Evolutionary robotics is a technique that can be used within the framework of Industry 4.0 to endow robots with autonomy, particularly for coordinating robot groups and developing communication systems. It is essential to equip them with effective coordination and communication mechanisms, as well as with challenging environments for control systems.

Emerging communication systems enable robot groups to generate communication signals that are interpreted based on the conditions in which they are produced. This contextualization mechanism is adaptable to dynamic industrial systems due to the interaction of various intelligent objects.

The goal of integrating this technology into industrial environments is to reduce operating costs and production times while minimizing occupational hazards for human operators as part of the Industry 4.0 initiative.

An emergent communication system that facilitates supply coordination in industry is introduced in a simulation environment.

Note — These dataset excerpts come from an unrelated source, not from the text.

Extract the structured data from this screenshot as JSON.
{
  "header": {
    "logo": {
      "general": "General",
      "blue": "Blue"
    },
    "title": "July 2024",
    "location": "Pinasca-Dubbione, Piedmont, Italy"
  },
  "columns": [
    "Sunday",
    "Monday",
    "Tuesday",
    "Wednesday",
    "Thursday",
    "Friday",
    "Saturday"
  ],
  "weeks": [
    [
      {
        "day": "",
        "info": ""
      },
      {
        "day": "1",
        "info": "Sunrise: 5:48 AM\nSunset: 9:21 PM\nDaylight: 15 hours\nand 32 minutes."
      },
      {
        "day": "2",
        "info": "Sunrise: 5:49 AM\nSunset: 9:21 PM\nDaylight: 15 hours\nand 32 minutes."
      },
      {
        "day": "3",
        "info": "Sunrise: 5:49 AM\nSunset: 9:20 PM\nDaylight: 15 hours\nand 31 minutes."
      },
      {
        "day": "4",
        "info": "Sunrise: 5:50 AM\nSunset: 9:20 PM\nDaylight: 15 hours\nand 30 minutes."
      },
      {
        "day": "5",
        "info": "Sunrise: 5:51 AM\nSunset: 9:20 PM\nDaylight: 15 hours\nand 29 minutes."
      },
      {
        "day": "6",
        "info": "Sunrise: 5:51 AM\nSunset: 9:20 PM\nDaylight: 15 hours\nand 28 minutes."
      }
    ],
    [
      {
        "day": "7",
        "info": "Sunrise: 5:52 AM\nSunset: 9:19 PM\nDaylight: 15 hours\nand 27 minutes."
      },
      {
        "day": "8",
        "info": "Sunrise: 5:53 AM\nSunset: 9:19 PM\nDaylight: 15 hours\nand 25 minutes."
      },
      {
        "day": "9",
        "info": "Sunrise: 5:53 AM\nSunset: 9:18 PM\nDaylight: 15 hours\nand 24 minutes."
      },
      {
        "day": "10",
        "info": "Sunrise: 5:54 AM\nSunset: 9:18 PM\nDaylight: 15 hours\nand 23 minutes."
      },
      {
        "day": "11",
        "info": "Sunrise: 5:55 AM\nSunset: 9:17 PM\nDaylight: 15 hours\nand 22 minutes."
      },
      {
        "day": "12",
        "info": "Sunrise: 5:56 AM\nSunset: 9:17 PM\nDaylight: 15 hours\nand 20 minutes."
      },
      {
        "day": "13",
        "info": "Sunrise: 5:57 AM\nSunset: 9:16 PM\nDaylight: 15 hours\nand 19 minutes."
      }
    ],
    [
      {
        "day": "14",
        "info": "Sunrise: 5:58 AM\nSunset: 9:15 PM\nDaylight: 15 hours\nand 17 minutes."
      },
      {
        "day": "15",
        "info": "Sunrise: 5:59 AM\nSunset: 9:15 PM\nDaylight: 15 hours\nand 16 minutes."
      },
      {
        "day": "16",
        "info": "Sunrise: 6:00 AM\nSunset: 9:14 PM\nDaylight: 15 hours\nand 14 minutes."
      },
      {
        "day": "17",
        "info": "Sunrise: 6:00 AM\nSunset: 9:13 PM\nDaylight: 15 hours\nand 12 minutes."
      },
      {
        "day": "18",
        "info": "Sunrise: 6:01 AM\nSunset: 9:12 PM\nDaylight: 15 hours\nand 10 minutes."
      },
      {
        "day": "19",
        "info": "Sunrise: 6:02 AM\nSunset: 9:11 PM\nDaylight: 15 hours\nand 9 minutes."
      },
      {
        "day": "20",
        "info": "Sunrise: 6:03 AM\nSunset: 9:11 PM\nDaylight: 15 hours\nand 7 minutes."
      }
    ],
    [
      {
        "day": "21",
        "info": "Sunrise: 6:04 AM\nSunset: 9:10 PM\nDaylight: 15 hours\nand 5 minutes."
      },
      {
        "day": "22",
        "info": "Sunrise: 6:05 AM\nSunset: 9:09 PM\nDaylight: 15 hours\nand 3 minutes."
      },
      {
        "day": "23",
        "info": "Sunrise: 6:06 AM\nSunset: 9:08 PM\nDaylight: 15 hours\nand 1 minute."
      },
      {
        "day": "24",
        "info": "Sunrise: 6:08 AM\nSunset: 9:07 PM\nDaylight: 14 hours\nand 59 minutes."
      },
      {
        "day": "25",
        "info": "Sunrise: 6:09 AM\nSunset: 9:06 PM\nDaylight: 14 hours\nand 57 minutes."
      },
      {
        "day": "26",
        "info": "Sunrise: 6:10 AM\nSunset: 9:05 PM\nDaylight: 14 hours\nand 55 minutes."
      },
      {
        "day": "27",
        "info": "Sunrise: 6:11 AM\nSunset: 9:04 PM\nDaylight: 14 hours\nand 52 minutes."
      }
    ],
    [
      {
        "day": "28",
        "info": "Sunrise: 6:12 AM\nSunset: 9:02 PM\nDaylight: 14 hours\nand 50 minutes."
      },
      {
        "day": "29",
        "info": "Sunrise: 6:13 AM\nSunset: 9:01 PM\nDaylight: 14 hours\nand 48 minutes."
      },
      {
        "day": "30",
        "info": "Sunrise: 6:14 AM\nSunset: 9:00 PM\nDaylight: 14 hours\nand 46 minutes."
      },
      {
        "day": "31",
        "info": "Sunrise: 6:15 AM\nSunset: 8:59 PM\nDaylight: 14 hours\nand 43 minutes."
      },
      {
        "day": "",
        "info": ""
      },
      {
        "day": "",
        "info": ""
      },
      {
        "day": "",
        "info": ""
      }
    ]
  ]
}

Here, a neural network-based control system allows robots to produce light-type signals to indicate different areas for collecting or depositing materials. The effectiveness of this communication system is compared against a group of robots without communication capabilities and a group of robots with a non-emergent (predefined signals) communication system. This model can be implemented in industrial environments where robots are tasked with collecting and depositing raw materials and products.

Conflict of interest

The authors declare no conflict of interest.